The organic industry is emerging from a niche into a valuable multi-billion dollar market and while many restaurants are now getting on board this trend, not many hoteliers have embraced the organic ideal because of the higher cost associated with organic food.
But one hotel brand, Novotel, is increasingly using organic food, in keeping with its ‘Designed for Natural Living’ brand promise.
Novotel hotels across Australia have launched a new, healthier breakfast offering that includes an innovative selection of organic, gluten-free and low-GI menu items, with a focus on the best possible fresh, healthy produce and organic menu items are increasingly making their way onto menus for lunch and dinner as well.
As a minimum standard all Novotel breakfast buffets must now include organic options such as organic banana bread, organic fruit compotes, organic toasted muesli and organic jams.
Karen Sainsbury, General Manager of Novotel Manly Pacific and Director of Novotel’s F&B Committee says she believes the trend towards organic produce is only going to increase.
“Our guests are well aware of the environmental impact their traveling has and are seeking ways to reduce their environmental footprint, but more importantly they are also seeking a return to a healthier, simpler lifestyle in terms of their food choices,” she says. “Our guests are telling us they want the option of organic food and so we are listening to their demands and focusing more and more on organic food.
“With the Novotel’s shift towards a natural living focus we now offer clean, fresh organic foods that meet the expectations of today’s consumer, who is attuned to the health benefits of pesticide-free food and is seeking to reduce their food miles.
“We are increasingly seeking local suppliers for our produce and focusing on smaller, organic producers who can supply us with the best seasonal produce,” she says.
In recognition of Novotel’s commitment to organic produce, the hotel brand was chosen as the launch pad for the new Trust Organic campaign recently and the launch of new Australian Standards for the organic and biodynamic food industry.
Kylie Kwong, whose restaurant Billy Kwong is carbon-neutral and uses only organic foods, was a special ambassador for the launch and commended Novotel on their efforts to promote organic foods.

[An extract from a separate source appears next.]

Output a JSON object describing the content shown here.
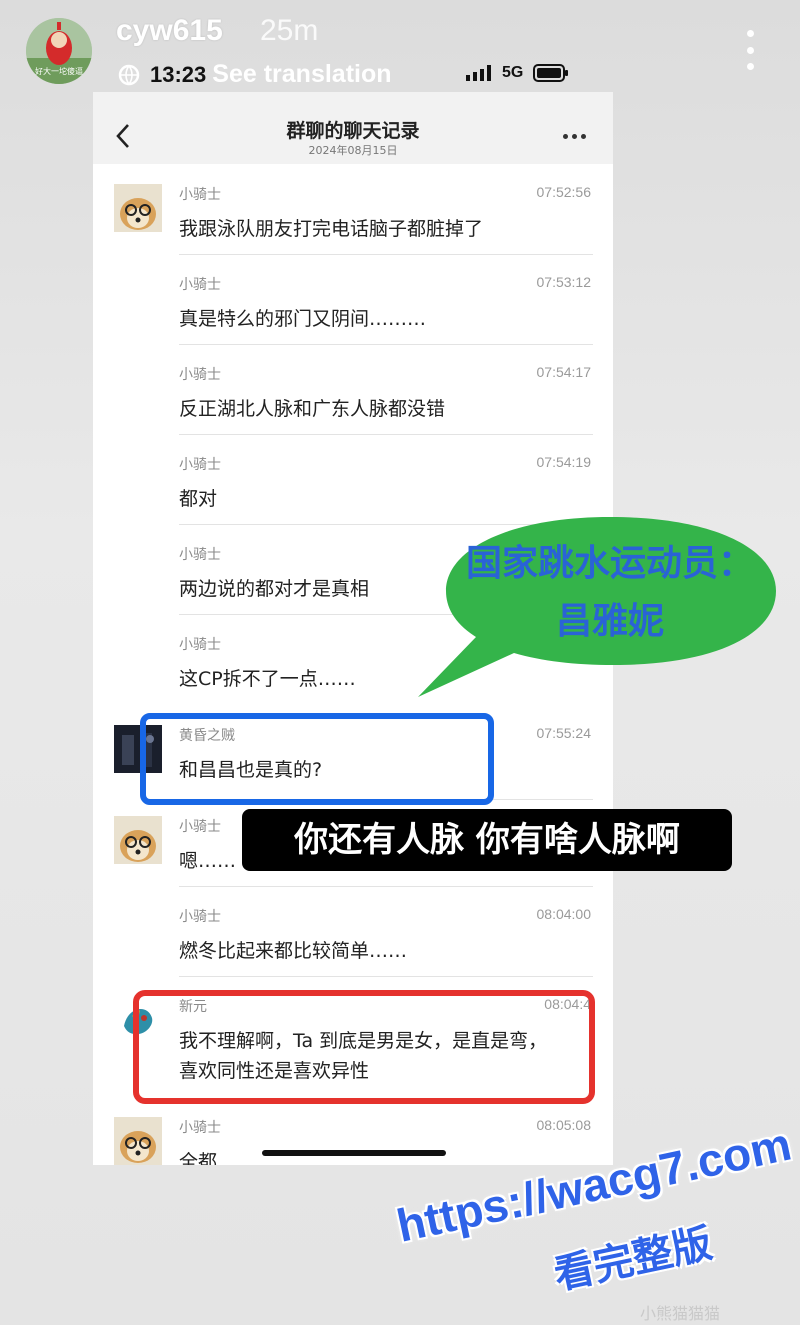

“Our aim is to leave as small and light an environmental footprint as possible, to give back to the community wherever we can and to think globally and act locally,” Kwong says.
The Australian Standard for organic products will help to ensure consumers of truth in labelling for organic products and will identify only organic produce that meets strict guidelines.
Former pentathlete, Nici Andronicus, whose company produces the Organicus line of organic products including mueslis, banana bread and jams which she supplies to Novotel, highlighted the importance of using organic foods to ensure the future health of both the people eating it and the planet.
“Organic food is not only healthy for the people consuming it but more importantly is the best choice for the future health of our planet,” she says.
The Australian organic industry is worth over $600 million in retail and if we add the related flow on-industries such as the compost industry that is worth over $400 million it is easy to see that this industry is worth over a billion dollars to the Australian economy.
Market information from the USA, Europe and Australia is showing an increase in sales of fresh and staple organic produce. Global demand for organic foods is expected to grow by 46% over the coming five years despite the world economic crisis, according to an outlook from the United Nations Trade and Development Agency (UNCTAD).
World sales from certified organic products are expected to reach US$67 billion in 2012, up from US$46 billion in 2007 and about US$23 billion in 2002.